Vergonha e compaixão

Qual seria uma diferença entre o Mensalão e o Petrolão? A rede social. Em 2005, o Facebook ainda engatinhava, o Twitter não existia e, embora precursores como AOL e Compuserve tivessem milhões de usuários nos Estados Unidos, o fenômeno planetário da mídia social só decolou na segunda metade da primeira década deste século. Um passeio por timelines do Facebook e do Twitter dispersa dúvidas sobre o peso deste meio na afronta pública com a corrupção no Brasil.

Mas não é preciso estar sob suspeita de saquear cofres públicos para ser sumariamente julgado e condenado no tribunal de 140 caracteres. Um escândalo que citei aqui – o do mais assistido âncora de telejornal norte-americano Brian Williams – tomou um curso claramente determinado pela rapidez com que o jornalista se tornou o boi de piranha da vez na rede social.
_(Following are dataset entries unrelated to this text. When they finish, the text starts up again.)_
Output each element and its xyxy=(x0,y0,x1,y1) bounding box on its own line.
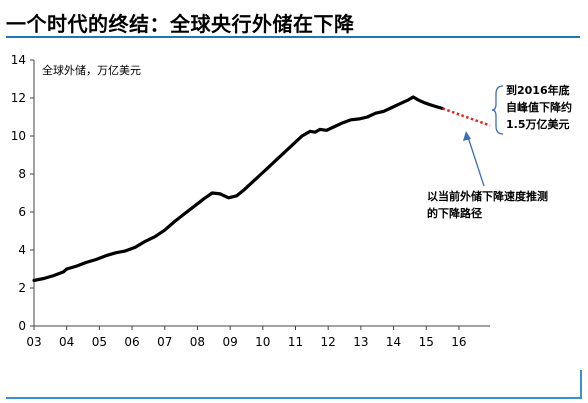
y-tick-label: 6 xyxy=(18,205,26,219)
x-tick-label: 16 xyxy=(451,335,466,349)
x-tick-label: 06 xyxy=(124,335,139,349)
page-title: 一个时代的终结：全球央行外储在下降 xyxy=(6,12,355,36)
annotation-bracket xyxy=(491,85,504,135)
x-tick-label: 14 xyxy=(386,335,401,349)
x-tick-label: 11 xyxy=(288,335,303,349)
x-tick-label: 12 xyxy=(321,335,336,349)
frame-right-edge xyxy=(580,370,582,398)
x-tick-label: 08 xyxy=(190,335,205,349)
x-tick-label: 13 xyxy=(353,335,368,349)
y-tick-label: 10 xyxy=(11,129,26,143)
chart-title: 全球外储，万亿美元 xyxy=(42,63,141,77)
x-tick-label: 04 xyxy=(59,335,74,349)
annotation-peak-decline-line: 自峰值下降约 xyxy=(506,100,572,114)
title-underline xyxy=(6,36,580,38)
x-tick-label: 15 xyxy=(419,335,434,349)
frame-bottom-edge xyxy=(6,397,582,399)
annotation-projection-line: 的下降路径 xyxy=(427,206,482,220)
x-tick-label: 05 xyxy=(92,335,107,349)
y-tick-label: 4 xyxy=(18,243,26,257)
x-tick-label: 09 xyxy=(222,335,237,349)
y-tick-label: 14 xyxy=(11,53,26,67)
annotation-arrow-shaft xyxy=(467,136,485,187)
y-tick-label: 8 xyxy=(18,167,26,181)
annotation-arrow-head xyxy=(463,131,471,141)
y-tick-label: 2 xyxy=(18,281,26,295)
x-tick-label: 03 xyxy=(26,335,41,349)
projected-decline-line xyxy=(442,107,491,127)
y-tick-label: 12 xyxy=(11,91,26,105)
x-tick-label: 07 xyxy=(157,335,172,349)
annotation-peak-decline-line: 到2016年底 xyxy=(506,83,570,97)
y-tick-label: 0 xyxy=(18,319,26,333)
annotation-peak-decline-line: 1.5万亿美元 xyxy=(506,117,570,131)
annotation-projection-line: 以当前外储下降速度推测 xyxy=(427,189,548,203)
x-tick-label: 10 xyxy=(255,335,270,349)
reserves-line xyxy=(32,95,445,282)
Williams foi denunciado em sua página no Facebook por um veterano do Iraque por repetir no ar uma lorota que aumentou ao longo dos anos, a de que estava a bordo de um helicóptero militar atingido por um foguete, no começo da guerra, em 2003. O militar postou lá: “Cara, não me lembro de você no meu helicóptero”. O âncora pediu desculpas ali mesmo, reconheceu que estava em outro helicóptero, mas a história foi coberta pela publicação militar norte-americana Stars and Stripes e Williams foi obrigado a pedir desculpas no ar. A contrição foi mal recebida e a bola de neve da vergonha pública adquiriu velocidade, impulsionada pela revelação de novas possíveis lorotas e exageros sobre suas aventuras em situações extremas como o furacão Katrina, de 2004.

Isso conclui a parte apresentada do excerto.